Industry Insight (a company established to provide market intelligence on South Africa’s construction industry) launched their second quarter report for 2012 titled: The State of the South African Construction Industry. Industry Insight provides data on the construction industry’s four sectors: Residential, Social Housing, Non-Residential and Civil Works. The construction industry plays a very important role within all built environment sectors. The residential sector (inclusive of social housing) is largely affected by fluctuations within the industry. It is therefore important that we are aware of the changes that occur in the construction sector.
Some of the interesting points that emerge from the report are:
- The fourth quarter of 2011 saw the expansion of 0.9% with regard to investment in the overall construction sector, which was an improvement from the third quarter of 2011
- Construction investment for residential buildings has decreased by 2,2% – the lowest contraction in 17 quarters.

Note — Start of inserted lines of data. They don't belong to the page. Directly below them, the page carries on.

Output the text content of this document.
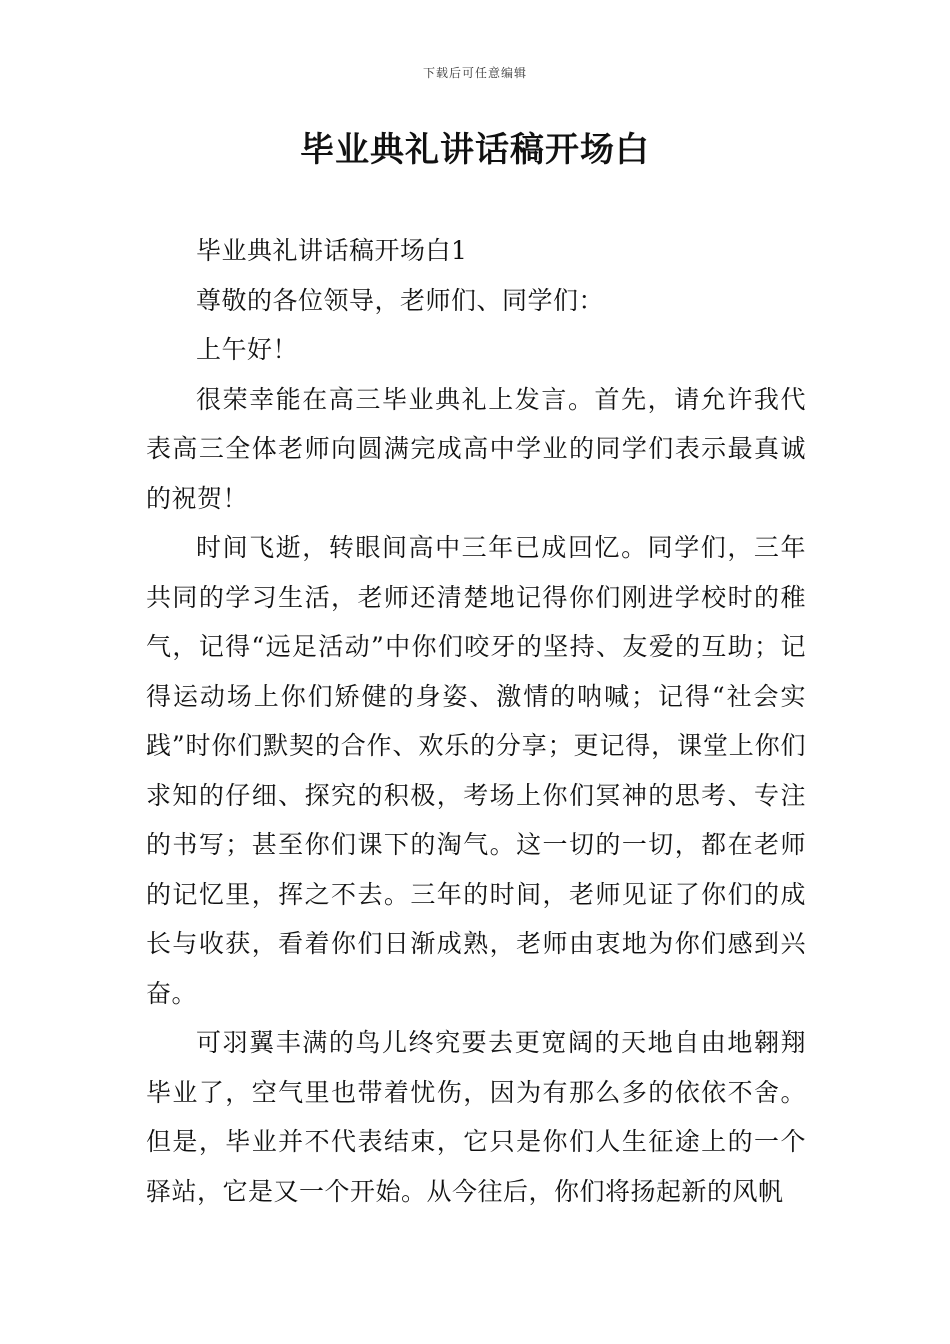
下载后可任意编辑
毕业典礼讲话稿开场白

毕业典礼讲话稿开场白1

尊敬的各位领导，老师们、同学们：

上午好！

很荣幸能在高三毕业典礼上发言。首先，请允许我代表高三全体老师向圆满完成高中学业的同学们表示最真诚的祝贺！

时间飞逝，转眼间高中三年已成回忆。同学们，三年共同的学习生活，老师还清楚地记得你们刚进学校时的稚气，记得“远足活动”中你们咬牙的坚持、友爱的互助；记得运动场上你们矫健的身姿、激情的呐喊；记得“社会实践”时你们默契的合作、欢乐的分享；更记得，课堂上你们求知的仔细、探究的积极，考场上你们冥神的思考、专注的书写；甚至你们课下的淘气。这一切的一切，都在老师的记忆里，挥之不去。三年的时间，老师见证了你们的成长与收获，看着你们日渐成熟，老师由衷地为你们感到兴奋。

可羽翼丰满的鸟儿终究要去更宽阔的天地自由地翱翔毕业了，空气里也带着忧伤，因为有那么多的依依不舍。但是，毕业并不代表结束，它只是你们人生征途上的一个驿站，它是又一个开始。从今往后，你们将扬起新的风帆
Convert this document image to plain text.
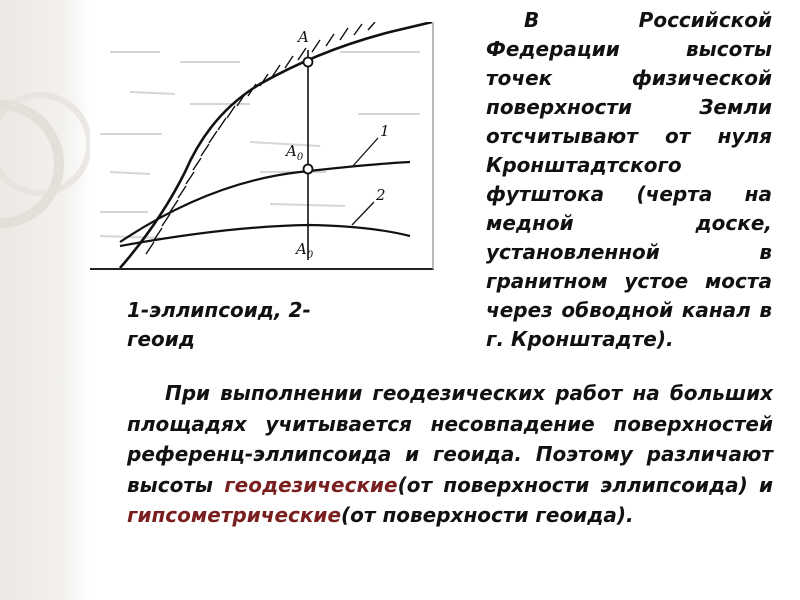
A
$A_0$
$A_0$
1
2
В Российской Федерации высоты точек физической поверхности Земли отсчитывают от нуля Кронштадтского футштока (черта на медной доске, установленной в гранитном устое моста через обводной канал в г. Кронштадте).
1-эллипсоид, 2-
геоид
При выполнении геодезических работ на больших площадях учитывается несовпадение поверхностей референц-эллипсоида и геоида. Поэтому различают высоты геодезические(от поверхности эллипсоида) и гипсометрические(от поверхности геоида).
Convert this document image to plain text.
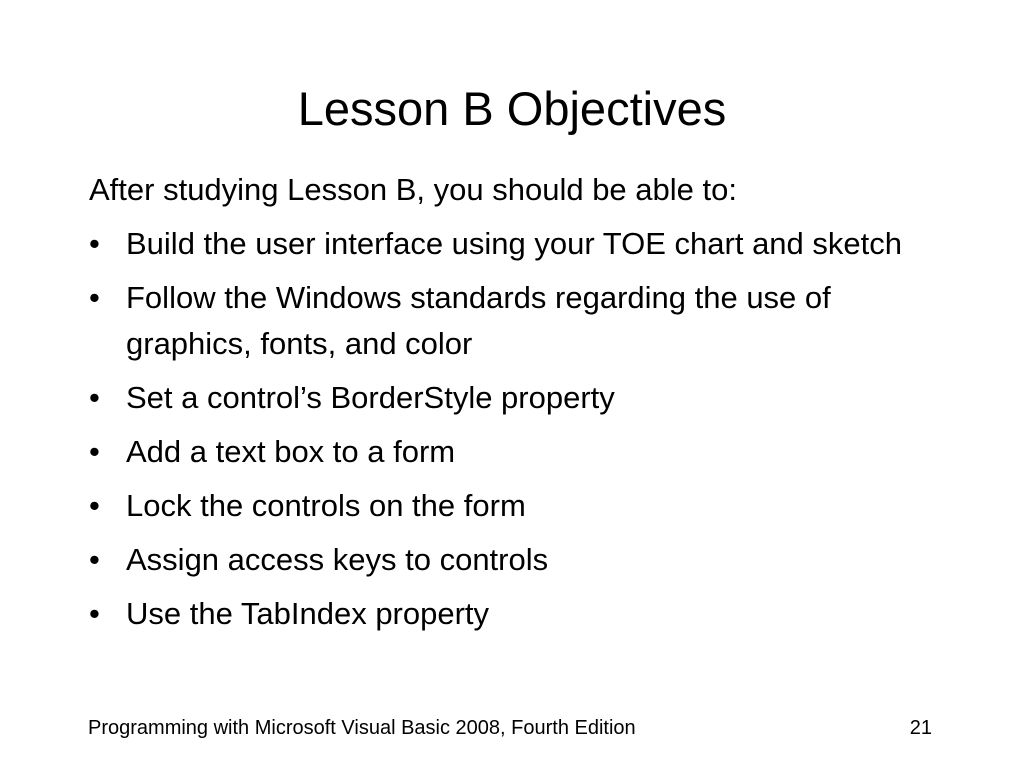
Lesson B Objectives

After studying Lesson B, you should be able to:

• Build the user interface using your TOE chart and sketch
• Follow the Windows standards regarding the use of graphics, fonts, and color
• Set a control’s BorderStyle property
• Add a text box to a form
• Lock the controls on the form
• Assign access keys to controls
• Use the TabIndex property
Programming with Microsoft Visual Basic 2008, Fourth Edition	21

Although that is the case, demand for housing within the affordable sector will impact positively on investment in the coming years.
- Construction for dwellings smaller than 80m2 reported a decline of 3.9% in March 2012, and for those greater than 80m2 slowed by 0.9%.
- Activity in social housing (government subsidised housing) has shown signs of improvement and increased by 15% in March 2012. The number of low cost housing projects awarded also increased, however
- The number of low-income housing projects tendered in March 2012 declined and recorded a contraction rate of 11.3% from March 2011 to March 2012
- Postponements of low-income housing contracts grew by 41,3% y/y in March 2012,
- According to the ABSA 2012 second quarter Housing Review, houses between 80m2-140m2 measured at -4,2% y/y nominal and -8,7% y/y real, these house price values fell by 17,8% y/y in April 2012 falling to R622 129 from R756 520 in (April 2011)
Although construction within the affordable housing sector is declining, this is less rapid than previously and demand remains high. The report cites constraints such as access to mortgage finance and rapidly rising housing operating costs that limit affordability and prevent households from entering this sector. There remains a vast need for innovation within the finance sector so that products are designed that can cater to this segment of the population.